Tuesday, November 16, 2010

The Extreme Usefulness of Computer-Generated Listening Exercises

Over the last few weeks and months, most of my concentrated listening practice, aside from reading audiobooks, has consisted in using a computer program from Cochlear. Called "Sound and Way Beyond," it has a fairly wide range of listening exercises, from background noise appreciation to voice differentiation and word/sentence recognition to music appreciation and pure-tone discrimination. All of these have been helpful tools for me to practice with, but honestly - whoever came up with this program had to be a bit odd, to say the least. I'd much rather sit down with a real person and try to listen in a real, applicable context, instead of putting up with some of the ludicrously random things the program throws at me. A few gems:

From the environmental sounds module:

- A snowboard. Maybe for an Olympic skier - but really, this noise is that important?

- A person saying, "Ouch." Thus enabling me to immediately recognize and help someone in need.

- An elephant trumpeting. Because, you know, in real life this might save me from being inadvertently trampled.

- A bat noise. Ditto; can't be too careful about those bats.

- Tree falling. Again, computer program is helping me avoid life-or-death situations.

- Dentist drill. This one isn't as ridiculous as the others, but it's a bit traumatizing.

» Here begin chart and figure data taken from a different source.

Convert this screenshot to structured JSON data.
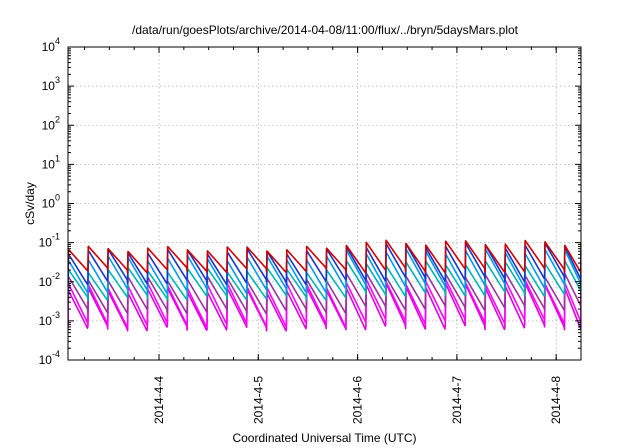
{
  "chart_data": {
    "type": "line",
    "title": "/data/run/goesPlots/archive/2014-04-08/11:00/flux/../bryn/5daysMars.plot",
    "xlabel": "Coordinated Universal Time (UTC)",
    "ylabel": "cSv/day",
    "y_scale": "log",
    "ylim": [
      0.0001,
      10000
    ],
    "xlim": [
      "2014-04-03 02:00",
      "2014-04-08 06:00"
    ],
    "grid": true,
    "legend": "none",
    "x_ticks": [
      "2014-4-4",
      "2014-4-5",
      "2014-4-6",
      "2014-4-7",
      "2014-4-8"
    ],
    "y_ticks": [
      {
        "base": "10",
        "exp": "-4"
      },
      {
        "base": "10",
        "exp": "-3"
      },
      {
        "base": "10",
        "exp": "-2"
      },
      {
        "base": "10",
        "exp": "-1"
      },
      {
        "base": "10",
        "exp": "0"
      },
      {
        "base": "10",
        "exp": "1"
      },
      {
        "base": "10",
        "exp": "2"
      },
      {
        "base": "10",
        "exp": "3"
      },
      {
        "base": "10",
        "exp": "4"
      }
    ],
    "pattern": {
      "description_of_data": "sawtooth dose-rate traces, one period per Mars rotation-like cycle",
      "period_days": 0.2,
      "phase_start": "2014-04-03 02:00"
    },
    "series": [
      {
        "color": "#cc0000",
        "peak_early": 0.07,
        "peak_late": 0.1,
        "trough_early": 0.02,
        "trough_late": 0.02
      },
      {
        "color": "#1a33cc",
        "peak_early": 0.06,
        "peak_late": 0.085,
        "trough_early": 0.01,
        "trough_late": 0.012
      },
      {
        "color": "#0099ee",
        "peak_early": 0.04,
        "peak_late": 0.06,
        "trough_early": 0.006,
        "trough_late": 0.008
      },
      {
        "color": "#00b3b3",
        "peak_early": 0.02,
        "peak_late": 0.03,
        "trough_early": 0.004,
        "trough_late": 0.005
      },
      {
        "color": "#993399",
        "peak_early": 0.012,
        "peak_late": 0.015,
        "trough_early": 0.0018,
        "trough_late": 0.0022
      },
      {
        "color": "#ff00ff",
        "peak_early": 0.008,
        "peak_late": 0.01,
        "trough_early": 0.0008,
        "trough_late": 0.001
      },
      {
        "color": "#e000e0",
        "peak_early": 0.006,
        "peak_late": 0.008,
        "trough_early": 0.00065,
        "trough_late": 0.0007
      }
    ]
  }
}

From the word discrimination module:

- In the color category: amethyst, camel, garnet, ochre, vermilion. Because I use these words oh so often.

- In the family category: fraternal, heir, Dutch uncle. Creative.

- In the time category: everything from a mere "two o'clock" to sunset and Mountain Standard Time and the Ides of March. Try to take it all in, why don't you.


From the everyday sentences module (note emphasis on the word "everyday"):

- "A zestful food is the hot cross bun."

- "Dispense with a vest on a day like this." Yes, because everybody talks like that.

- "It's a dense crowd in two distinct ways."

- "The slang word for whiskey is booze." All right, so someone might say this to me in college.

- "Smile when you say nasty words."

- "Note closely the size of the gas tank." Hmmm, impending explosion?

- "Pluck the bright rose without leaves."

- "The rope will bind the seven books at once." This doesn't even make any sense.

- "Thieves who rob friends deserve jail."

- "Always close the barn door tight." Finally, something that almost relates to my life.

It's helpful in theory, but how on earth is some of this supposed to be practical? And shouldn't practicality be the main point right now? (Yes, at least the minds behind this program were creative. Props to them.)